Surprising Bankruptcy Case
In the case Mallo v. IRS, the Tenth Circuit Court turned the bankruptcy world on its head.
The Bankruptcy Code states that personal taxes are dischargeable if all the following criteria are met:
- Due date of the return was more than 3 years prior to bankruptcy filing.
- Return was filed more than 2 years prior to bankruptcy filing.
- The tax must have been assessed 240 days or more prior to bankruptcy filing.
- The taxpayer must not have violated the fraud rule by filing a fraudulent return or willfully attempting to evade paying the tax.
In the Mallo case, the taxpayers failed to file their 2000 and 2001 returns and the IRS eventually prepared returns for them by filing what is called a Substitute for Return (SFR). Subsequently, the Mallos replace the SFRs by filing returns for those non-filed years.
Then in 2010, the Mallos decided to file Chapter 13 in the Bankruptcy Court. The case eventually converted over to a Chapter 7 liquidation case. Upon the discharge of their debt, the taxpayers inquired about their 2000 and 2001 income tax debt. The IRS claimed, not surprisingly, that the taxes were not dischargeable.

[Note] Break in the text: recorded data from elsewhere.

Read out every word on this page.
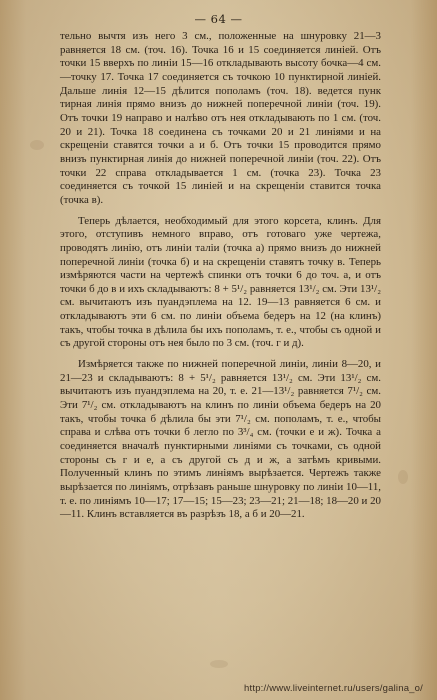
— 64 —

тельно вычтя изъ него 3 см., положенные на шнуровку 21—3 равняется 18 см. (точ. 16). Точка 16 и 15 соединяется линіей. Отъ точки 15 вверхъ по линіи 15—16 откладывають высоту бочка—4 см.—точку 17. Точка 17 соединяется съ точкою 10 пунктирной линіей. Дальше линія 12—15 дѣлится пополамъ (точ. 18). ведется пунк тирная линія прямо внизъ до нижней поперечной линіи (точ. 19). Отъ точки 19 направо и налѣво отъ нея откладывають по 1 см. (точ. 20 и 21). Точка 18 соединена съ точками 20 и 21 линіями и на скрещеніи ставятся точки а и б. Отъ точки 15 проводится прямо внизъ пунктирная линія до нижней поперечной линіи (точ. 22). Отъ точки 22 справа откладывается 1 см. (точка 23). Точка 23 соединяется съ точкой 15 линіей и на скрещеніи ставится точка (точка в).

Теперь дѣлается, необходимый для этого корсета, клинъ. Для этого, отступивъ немного вправо, отъ готоваго уже чертежа, проводятъ линію, отъ линіи таліи (точка а) прямо внизъ до нижней поперечной линіи (точка б) и на скрещеніи ставятъ точку в. Теперь измѣряются части на чертежѣ спинки отъ точки 6 до точ. а, и отъ точки б до в и ихъ складываютъ: 8 + 5¹/₂ равняется 13¹/₂ см. Эти 13¹/₂ см. вычитаютъ изъ пуандэплема на 12. 19—13 равняется 6 см. и откладываютъ эти 6 см. по линіи объема бедеръ на 12 (на клинъ) такъ, чтобы точка в дѣлила бы ихъ пополамъ, т. е., чтобы съ одной и съ другой стороны отъ нея было по 3 см. (точ. г и д).

Измѣряется также по нижней поперечной линіи, линіи 8—20, и 21—23 и складываютъ: 8 + 5¹/₂ равняется 13¹/₂ см. Эти 13¹/₂ см. вычитаютъ изъ пуандэплема на 20, т. е. 21—13¹/₂ равняется 7¹/₂ см. Эти 7¹/₂ см. откладываютъ на клинъ по линіи объема бедеръ на 20 такъ, чтобы точка б дѣлила бы эти 7¹/₂ см. пополамъ, т. е., чтобы справа и слѣва отъ точки б легло по 3³/₄ см. (точки е и ж). Точка а соединяется вначалѣ пунктирными линіями съ точками, съ одной стороны съ г и е, а съ другой съ д и ж, а затѣмъ кривыми. Полученный клинъ по этимъ линіямъ вырѣзается. Чертежъ также вырѣзается по линіямъ, отрѣзавъ раньше шнуровку по линіи 10—11, т. е. по линіямъ 10—17; 17—15; 15—23; 23—21; 21—18; 18—20 и 20—11. Клинъ вставляется въ разрѣзъ 18, а б и 20—21.

http://www.liveinternet.ru/users/galina_o/
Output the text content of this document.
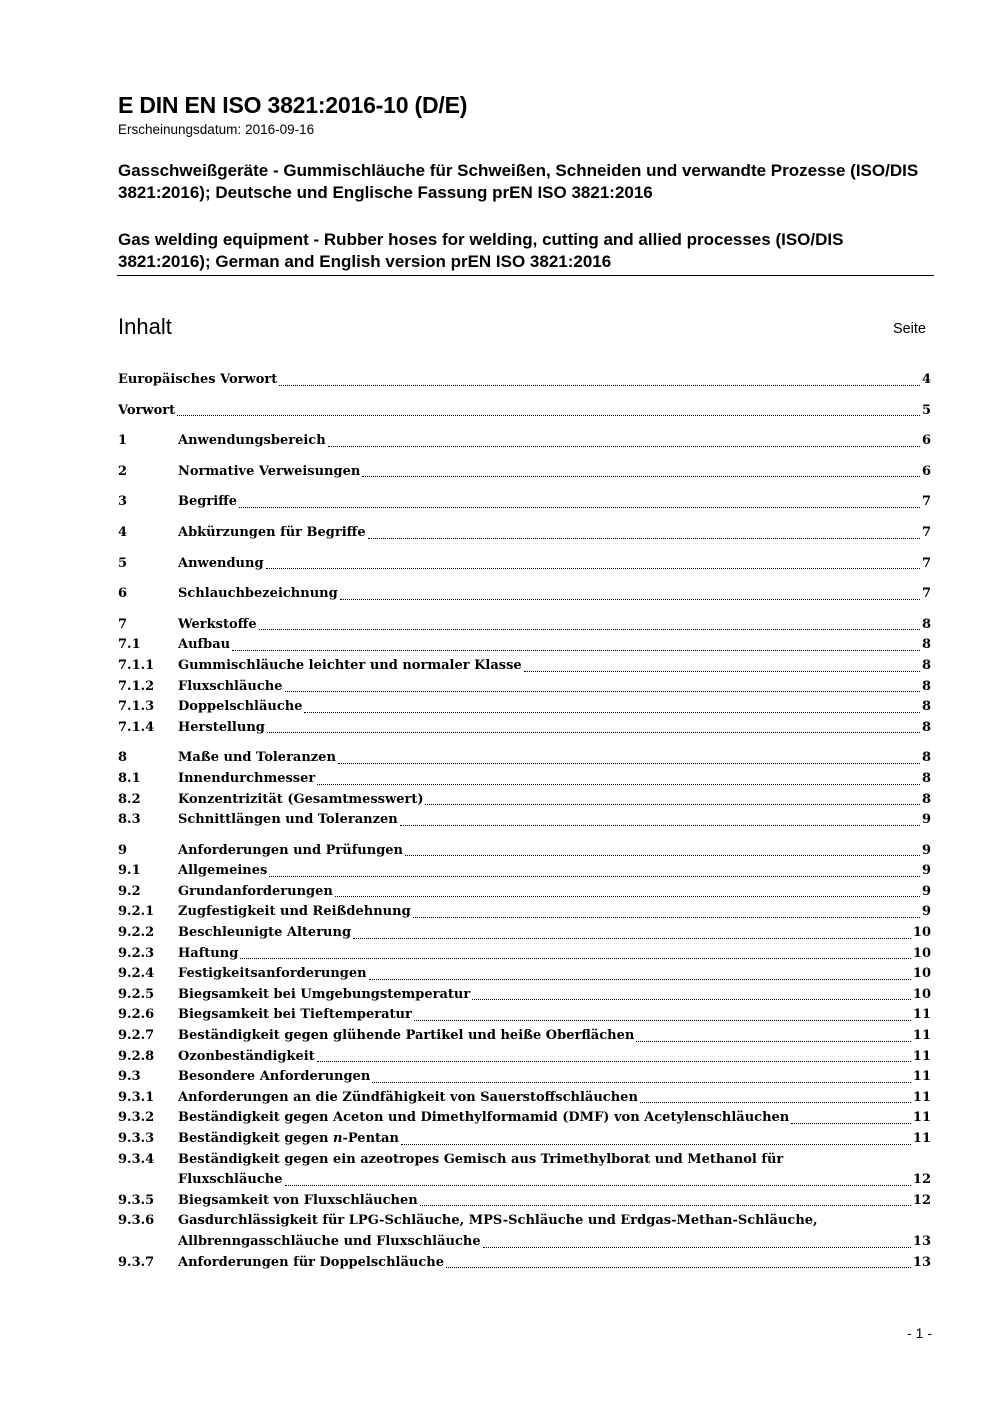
E DIN EN ISO 3821:2016-10 (D/E)
Erscheinungsdatum: 2016-09-16
Gasschweißgeräte - Gummischläuche für Schweißen, Schneiden und verwandte Prozesse (ISO/DIS 3821:2016); Deutsche und Englische Fassung prEN ISO 3821:2016
Gas welding equipment - Rubber hoses for welding, cutting and allied processes (ISO/DIS 3821:2016); German and English version prEN ISO 3821:2016
Inhalt	Seite
Europäisches Vorwort	4
Vorwort	5
1	Anwendungsbereich	6
2	Normative Verweisungen	6
3	Begriffe	7
4	Abkürzungen für Begriffe	7
5	Anwendung	7
6	Schlauchbezeichnung	7
7	Werkstoffe	8
7.1	Aufbau	8
7.1.1	Gummischläuche leichter und normaler Klasse	8
7.1.2	Fluxschläuche	8
7.1.3	Doppelschläuche	8
7.1.4	Herstellung	8
8	Maße und Toleranzen	8
8.1	Innendurchmesser	8
8.2	Konzentrizität (Gesamtmesswert)	8
8.3	Schnittlängen und Toleranzen	9
9	Anforderungen und Prüfungen	9
9.1	Allgemeines	9
9.2	Grundanforderungen	9
9.2.1	Zugfestigkeit und Reißdehnung	9
9.2.2	Beschleunigte Alterung	10
9.2.3	Haftung	10
9.2.4	Festigkeitsanforderungen	10
9.2.5	Biegsamkeit bei Umgebungstemperatur	10
9.2.6	Biegsamkeit bei Tieftemperatur	11
9.2.7	Beständigkeit gegen glühende Partikel und heiße Oberflächen	11
9.2.8	Ozonbeständigkeit	11
9.3	Besondere Anforderungen	11
9.3.1	Anforderungen an die Zündfähigkeit von Sauerstoffschläuchen	11
9.3.2	Beständigkeit gegen Aceton und Dimethylformamid (DMF) von Acetylenschläuchen	11
9.3.3	Beständigkeit gegen n-Pentan	11
9.3.4	Beständigkeit gegen ein azeotropes Gemisch aus Trimethylborat und Methanol für
Fluxschläuche	12
9.3.5	Biegsamkeit von Fluxschläuchen	12
9.3.6	Gasdurchlässigkeit für LPG-Schläuche, MPS-Schläuche und Erdgas-Methan-Schläuche,
Allbrenngasschläuche und Fluxschläuche	13
9.3.7	Anforderungen für Doppelschläuche	13
- 1 -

The IRS and the Taxpayers ended up before the Tenth Circuit, United States Appeals Court. The Court determined that neither the SFRs nor the late-filed 2000 and 2001 returns were dischargeable in bankruptcy. The Court’s decision hung on language in the bankruptcy code which states that a return means one which meets the “applicable filing requirements.” The Court interpreted applicable filing requirements to mean that the return must be filed timely.
A loud warning should go out to all who are in this type of a situation. Many taxpayers may be surprised to learn that they may be responsible for income tax that they thought would otherwise be discharged in bankruptcy.